A INSTIGANTE ARTE DA VIDA - PARTE IV (PELAS RUAS)

(Novela em 14 partes)

Enfim amanheceu. Diana, com olhos túmidos, vermelhos e fixos no infinito, padecendo de um amargor insuportável na boca, nas entranhas, ferida e sangrando no corpo e na alma, hirta, prostrada sobre a cama, desfazia-se em lágrimas. O homem desprovido de escrúpulos que por toda a noite saqueara-lhe sexo e dignidade já havia se retirado.

Sentia-se incompleta, esvaziada, como se presa num despenhadeiro absurdamente íngreme, sedenta e faminta, à espera da morte. Retiraram-lhe as integridades física e moral, exploraram-na, humilharam-na! Achava-se perdida, confusa, em meio à incógnita de como seria sua vida a partir dali. O ar e a luz do dia a incomodavam. Foi tudo pesado demais!

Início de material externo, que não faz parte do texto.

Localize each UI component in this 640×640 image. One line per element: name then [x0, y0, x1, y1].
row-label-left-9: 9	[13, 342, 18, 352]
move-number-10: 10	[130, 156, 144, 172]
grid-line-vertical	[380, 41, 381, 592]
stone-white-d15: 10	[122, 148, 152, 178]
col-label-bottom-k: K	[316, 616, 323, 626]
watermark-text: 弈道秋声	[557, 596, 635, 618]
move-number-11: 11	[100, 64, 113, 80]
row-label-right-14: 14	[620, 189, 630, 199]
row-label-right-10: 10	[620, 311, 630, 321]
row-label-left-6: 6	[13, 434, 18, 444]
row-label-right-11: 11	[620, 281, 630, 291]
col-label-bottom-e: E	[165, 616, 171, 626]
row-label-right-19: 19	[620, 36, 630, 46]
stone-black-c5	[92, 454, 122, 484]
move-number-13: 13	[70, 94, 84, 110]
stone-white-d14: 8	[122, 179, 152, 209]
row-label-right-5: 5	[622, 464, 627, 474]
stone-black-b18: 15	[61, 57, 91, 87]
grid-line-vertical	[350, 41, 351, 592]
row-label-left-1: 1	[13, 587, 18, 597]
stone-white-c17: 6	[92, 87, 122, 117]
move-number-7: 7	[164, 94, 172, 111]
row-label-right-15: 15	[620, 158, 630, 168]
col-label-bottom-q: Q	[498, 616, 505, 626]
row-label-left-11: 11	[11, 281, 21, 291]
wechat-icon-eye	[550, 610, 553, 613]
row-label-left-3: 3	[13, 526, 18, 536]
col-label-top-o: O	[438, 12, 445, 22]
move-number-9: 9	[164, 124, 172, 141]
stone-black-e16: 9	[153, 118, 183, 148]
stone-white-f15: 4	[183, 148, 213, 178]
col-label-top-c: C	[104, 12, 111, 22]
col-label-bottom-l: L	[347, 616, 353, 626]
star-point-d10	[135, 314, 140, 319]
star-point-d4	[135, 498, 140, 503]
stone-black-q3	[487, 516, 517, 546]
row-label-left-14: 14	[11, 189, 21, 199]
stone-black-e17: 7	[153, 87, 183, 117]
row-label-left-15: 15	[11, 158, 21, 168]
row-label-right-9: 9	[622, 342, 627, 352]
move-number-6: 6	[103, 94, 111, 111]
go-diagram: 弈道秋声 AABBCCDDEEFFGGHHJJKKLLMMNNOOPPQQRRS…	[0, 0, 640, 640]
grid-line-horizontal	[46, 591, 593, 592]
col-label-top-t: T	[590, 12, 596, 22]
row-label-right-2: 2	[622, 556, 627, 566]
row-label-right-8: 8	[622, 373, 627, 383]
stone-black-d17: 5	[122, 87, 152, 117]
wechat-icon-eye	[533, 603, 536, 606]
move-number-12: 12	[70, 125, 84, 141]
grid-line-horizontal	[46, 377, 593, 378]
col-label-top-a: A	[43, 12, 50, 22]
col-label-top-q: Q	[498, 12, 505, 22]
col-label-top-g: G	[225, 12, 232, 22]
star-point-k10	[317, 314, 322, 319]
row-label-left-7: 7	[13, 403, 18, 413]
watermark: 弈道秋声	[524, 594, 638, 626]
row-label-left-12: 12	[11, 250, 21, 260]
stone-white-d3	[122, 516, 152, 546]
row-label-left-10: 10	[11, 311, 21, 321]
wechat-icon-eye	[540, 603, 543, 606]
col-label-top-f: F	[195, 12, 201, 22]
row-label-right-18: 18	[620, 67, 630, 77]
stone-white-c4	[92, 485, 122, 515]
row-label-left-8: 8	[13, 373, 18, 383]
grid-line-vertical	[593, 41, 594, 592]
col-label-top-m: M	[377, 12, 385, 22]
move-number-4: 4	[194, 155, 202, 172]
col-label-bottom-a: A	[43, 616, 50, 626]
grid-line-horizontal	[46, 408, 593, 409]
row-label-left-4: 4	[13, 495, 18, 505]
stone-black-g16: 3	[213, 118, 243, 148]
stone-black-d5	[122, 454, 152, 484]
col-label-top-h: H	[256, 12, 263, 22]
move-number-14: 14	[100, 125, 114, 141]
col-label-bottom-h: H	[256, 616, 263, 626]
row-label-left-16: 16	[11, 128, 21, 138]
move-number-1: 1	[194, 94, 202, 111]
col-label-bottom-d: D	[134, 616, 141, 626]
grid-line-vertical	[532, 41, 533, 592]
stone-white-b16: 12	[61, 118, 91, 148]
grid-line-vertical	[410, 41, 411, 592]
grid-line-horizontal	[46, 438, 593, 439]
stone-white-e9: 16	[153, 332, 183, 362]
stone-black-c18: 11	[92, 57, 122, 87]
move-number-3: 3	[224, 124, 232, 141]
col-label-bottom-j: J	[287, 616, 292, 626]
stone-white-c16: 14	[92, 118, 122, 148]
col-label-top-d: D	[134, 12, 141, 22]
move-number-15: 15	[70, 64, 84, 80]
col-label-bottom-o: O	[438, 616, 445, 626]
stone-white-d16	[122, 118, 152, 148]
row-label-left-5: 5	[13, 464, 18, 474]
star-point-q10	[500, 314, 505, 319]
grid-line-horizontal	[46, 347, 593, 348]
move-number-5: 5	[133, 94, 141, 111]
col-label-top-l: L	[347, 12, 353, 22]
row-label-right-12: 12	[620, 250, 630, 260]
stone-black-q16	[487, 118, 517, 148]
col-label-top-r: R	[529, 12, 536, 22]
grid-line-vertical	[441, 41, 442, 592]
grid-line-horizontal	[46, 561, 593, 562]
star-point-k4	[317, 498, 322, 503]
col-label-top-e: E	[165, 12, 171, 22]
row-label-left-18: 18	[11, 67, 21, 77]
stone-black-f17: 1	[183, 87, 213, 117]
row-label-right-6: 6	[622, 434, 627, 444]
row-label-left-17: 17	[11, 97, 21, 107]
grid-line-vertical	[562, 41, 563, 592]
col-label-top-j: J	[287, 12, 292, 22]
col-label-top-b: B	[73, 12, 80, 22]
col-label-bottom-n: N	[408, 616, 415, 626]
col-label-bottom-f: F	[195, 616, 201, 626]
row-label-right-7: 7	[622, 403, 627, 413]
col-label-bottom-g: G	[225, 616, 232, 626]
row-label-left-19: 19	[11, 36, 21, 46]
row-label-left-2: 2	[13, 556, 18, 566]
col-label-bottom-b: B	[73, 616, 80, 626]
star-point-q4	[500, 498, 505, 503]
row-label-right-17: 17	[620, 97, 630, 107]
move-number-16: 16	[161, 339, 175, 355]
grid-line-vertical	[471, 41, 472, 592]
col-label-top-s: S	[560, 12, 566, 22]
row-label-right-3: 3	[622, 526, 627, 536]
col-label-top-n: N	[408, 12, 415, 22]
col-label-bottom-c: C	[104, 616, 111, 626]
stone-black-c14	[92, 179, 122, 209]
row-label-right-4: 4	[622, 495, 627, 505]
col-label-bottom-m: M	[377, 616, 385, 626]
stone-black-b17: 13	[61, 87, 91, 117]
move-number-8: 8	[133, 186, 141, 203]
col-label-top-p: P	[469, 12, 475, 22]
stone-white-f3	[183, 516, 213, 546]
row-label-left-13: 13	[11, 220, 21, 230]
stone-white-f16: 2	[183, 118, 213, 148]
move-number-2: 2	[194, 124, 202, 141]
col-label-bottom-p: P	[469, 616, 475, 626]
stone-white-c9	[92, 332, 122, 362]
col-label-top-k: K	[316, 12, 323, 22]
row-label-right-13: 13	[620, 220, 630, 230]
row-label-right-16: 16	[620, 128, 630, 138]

Na verdade, Ana Lara acreditou na hipótese de Diana envolver-se à situação e aceitar as regras do jogo, deslumbrada pelas ilusões comuns à sua idade. Porém, sua costumeira sensatez arredia aos padrões, digamos assim, foi consumida por um egoísmo asqueroso e doente. Tudo o que conseguiu com sua atitude sórdida foi transformar sentimentos singelos de alegria e esperança em puríssimos ódio e revolta...

Ela possuía seus próprios conceitos, suas próprias diretrizes. Não reconhecia o mal que fez; muito pelo contrário, em sua forma de analisar os fatos, concedeu à jovem armas para defender-se em situações similares posteriores. Nunca se surpreendia com as atitudes das pessoas, por mais medíocres ou cruéis que pudessem parecer e não admitia que se surpreendessem ou criticassem as suas. Não havia espaço para culpas e remorsos em suas ações. Aprisionava-se num mundo lutuoso de dor e amargura a impor normas próprias de comportamento e a massacrar quem por ventura se opusesse a elas.

Bem, o fato é que Diana precisava sair daquela casa imediatamente. Havia que se quebrar a redoma de torpor na qual se via acondicionada. Num ímpeto, levantou-se da cama, acomodou a escassa bagagem na mochila e desceu. A toda poderosa, imóvel, de pé sobre a sala, molestou-a:

- Vejo que pretende partir.

A jovem, fitando-a com faíscas de asco perceptíveis no olhar, nada respondeu. Ela continuou:

- Não creio que seja prudente tal atitude. As coisas lá fora não são fáceis. De uma certa forma, eu a enganei sim, talvez tenha razão por indignar-se, mas o fiz porque sei que seria a melhor e menos desgastante maneira de você tirar proveito de sua beleza. Ganhei e ganharia muito dinheiro com seu trabalho, mas você também seria agraciada com justiça. Deve saber que as prostitutas são tão, ou às vezes até mais dignas que as outras mulheres. O produto do nosso trabalho é o prazer e isso é grandioso! Precisamos uma da outra. Lembra-se de quando me referi a trocas mútuas? Pois bem...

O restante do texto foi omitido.